Fatos devem ser alicerçados pela perícia  
  Data de publicação: 12/08/2010  
     
 

A constatação de debilidade permanente nem sempre resulta em incapacidade para o exercício de atividade laboral, descabendo pretensão para o recebimento de seguro Dpvat. O entendimento foi da Segunda Câmara Cível do Tribunal de Justiça de Mato Grosso, que não acatou os argumentos contidos na Apelação nº 2038/2010, interposta pelo autor de uma ação judicial que teve negado, em decisão de Primeiro Grau, seu pedido de recebimento do seguro.

A decisão original foi do Juízo da 14ª Vara Cível da Comarca da Capital, que julgou improcedente o pedido formulado nos autos da ação sumária de cobrança de seguro obrigatório, amparando-se no fato de que o acidente automobilístico sofrido não resultou em incapacidade permanente para o trabalho. No recurso, o apelante sustentou ter provado sua invalidez com caráter permanente, e que não só a incapacidade total para o trabalho é indenizável, mas também limitação parcial ao labor. Disse que deveria ser indenizado no valor máximo de 40 salários mínimos previstos na lei, com incidência de juros e correção monetária.

Pelos autos, a relatora, juíza convocada Anglizey Solivan de Oliveira, constatou que a invalidez decorrente de acidente de trânsito teria ocorrido em 27 de dezembro de 2006. Verificou também que o Juízo de Primeira Instância se convenceu de que o requerente teria sofrido debilidade permanente de membro superior esquerdo, sendo que esta não se confunde com a chamada invalidez permanente, ou seja, que o recorrente não teve total incapacitação para o exercício da atividade laboral, pois os exames não apontaram sua incapacidade permanente para o trabalho, enfermidade incurável, perda ou inutilização de membro, sentido ou função.

Observou a relatora que a Lei nº 6.194/1974, que regulamenta o seguro obrigatório de danos pessoais causados por veículos automotores de via terrestre, não indeniza somente a invalidez total, como sustentado pelo apelante. Contudo, esclareceu a relatora que a decisão do Juízo de Primeira Instância foi acertada, levando-se em consideração que o laudo determinou debilidade permanente, o que não resulta em incapacidade para o labor.

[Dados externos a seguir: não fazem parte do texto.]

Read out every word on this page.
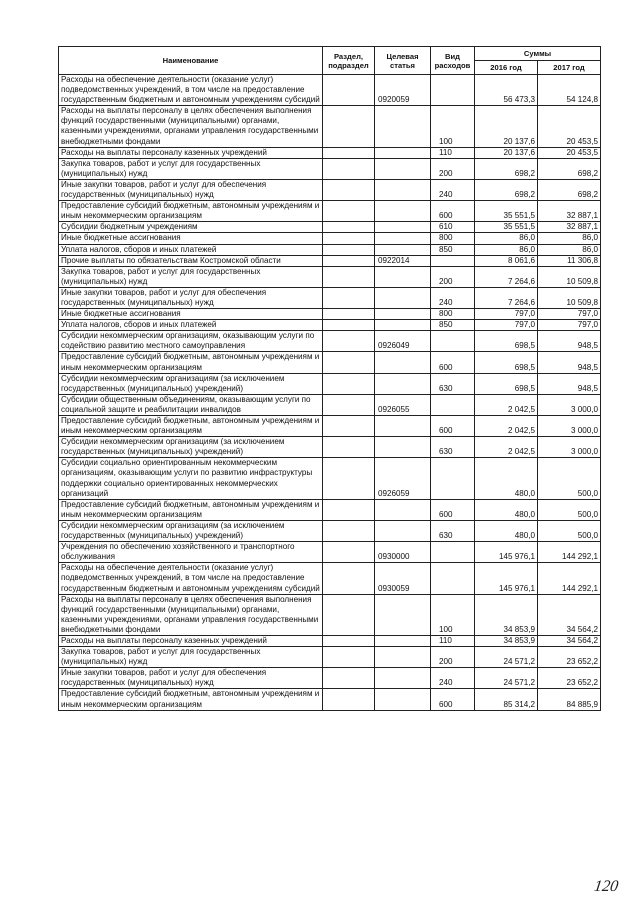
Наименование	Раздел, подраздел	Целевая статья	Вид расходов	Суммы	
				2016 год	2017 год
Расходы на обеспечение деятельности (оказание услуг) подведомственных учреждений, в том числе на предоставление государственным бюджетным и автономным учреждениям субсидий		0920059		56 473,3	54 124,8
Расходы на выплаты персоналу в целях обеспечения выполнения функций государственными (муниципальными) органами, казенными учреждениями, органами управления государственными внебюджетными фондами			100	20 137,6	20 453,5
Расходы на выплаты персоналу казенных учреждений			110	20 137,6	20 453,5
Закупка товаров, работ и услуг для государственных (муниципальных) нужд			200	698,2	698,2
Иные закупки товаров, работ и услуг для обеспечения государственных (муниципальных) нужд			240	698,2	698,2
Предоставление субсидий бюджетным, автономным учреждениям и иным некоммерческим организациям			600	35 551,5	32 887,1
Субсидии бюджетным учреждениям			610	35 551,5	32 887,1
Иные бюджетные ассигнования			800	86,0	86,0
Уплата налогов, сборов и иных платежей			850	86,0	86,0
Прочие выплаты по обязательствам Костромской области		0922014		8 061,6	11 306,8
Закупка товаров, работ и услуг для государственных (муниципальных) нужд			200	7 264,6	10 509,8
Иные закупки товаров, работ и услуг для обеспечения государственных (муниципальных) нужд			240	7 264,6	10 509,8
Иные бюджетные ассигнования			800	797,0	797,0
Уплата налогов, сборов и иных платежей			850	797,0	797,0
Субсидии некоммерческим организациям, оказывающим услуги по содействию развитию местного самоуправления		0926049		698,5	948,5
Предоставление субсидий бюджетным, автономным учреждениям и иным некоммерческим организациям			600	698,5	948,5
Субсидии некоммерческим организациям (за исключением государственных (муниципальных) учреждений)			630	698,5	948,5
Субсидии общественным объединениям, оказывающим услуги по социальной защите и реабилитации инвалидов		0926055		2 042,5	3 000,0
Предоставление субсидий бюджетным, автономным учреждениям и иным некоммерческим организациям			600	2 042,5	3 000,0
Субсидии некоммерческим организациям (за исключением государственных (муниципальных) учреждений)			630	2 042,5	3 000,0
Субсидии социально ориентированным некоммерческим организациям, оказывающим услуги по развитию инфраструктуры поддержки социально ориентированных некоммерческих организаций		0926059		480,0	500,0
Предоставление субсидий бюджетным, автономным учреждениям и иным некоммерческим организациям			600	480,0	500,0
Субсидии некоммерческим организациям (за исключением государственных (муниципальных) учреждений)			630	480,0	500,0
Учреждения по обеспечению хозяйственного и транспортного обслуживания		0930000		145 976,1	144 292,1
Расходы на обеспечение деятельности (оказание услуг) подведомственных учреждений, в том числе на предоставление государственным бюджетным и автономным учреждениям субсидий		0930059		145 976,1	144 292,1
Расходы на выплаты персоналу в целях обеспечения выполнения функций государственными (муниципальными) органами, казенными учреждениями, органами управления государственными внебюджетными фондами			100	34 853,9	34 564,2
Расходы на выплаты персоналу казенных учреждений			110	34 853,9	34 564,2
Закупка товаров, работ и услуг для государственных (муниципальных) нужд			200	24 571,2	23 652,2
Иные закупки товаров, работ и услуг для обеспечения государственных (муниципальных) нужд			240	24 571,2	23 652,2
Предоставление субсидий бюджетным, автономным учреждениям и иным некоммерческим организациям			600	85 314,2	84 885,9
120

Destacou ainda a magistrada que a intenção do legislador ao referir-se à invalidez permanente teria sido abranger os casos em que a vítima de acidente tenha ficado incapacitada para o trabalho ou tenha tido sua força laboral diminuída, sendo que nos casos em que não se resulte a incapacidade, ainda se prevê reembolso à vítima, desde que devidamente comprovados os gastos.

A relatora também observou em seu voto o decisivo laudo pericial elaborado pelo Instituto de Medicina Legal de Rondonópolis (212km ao sul da Capital), pois embora tenha declarado debilidade permanente de membro superior esquerdo, não reconheceu a incapacidade permanente para o trabalho.

A decisão foi unânime, com votos do desembargador Antônio Bitar Filho, segundo vogal, e do juiz convocado Sérgio Valério, primeiro vogal.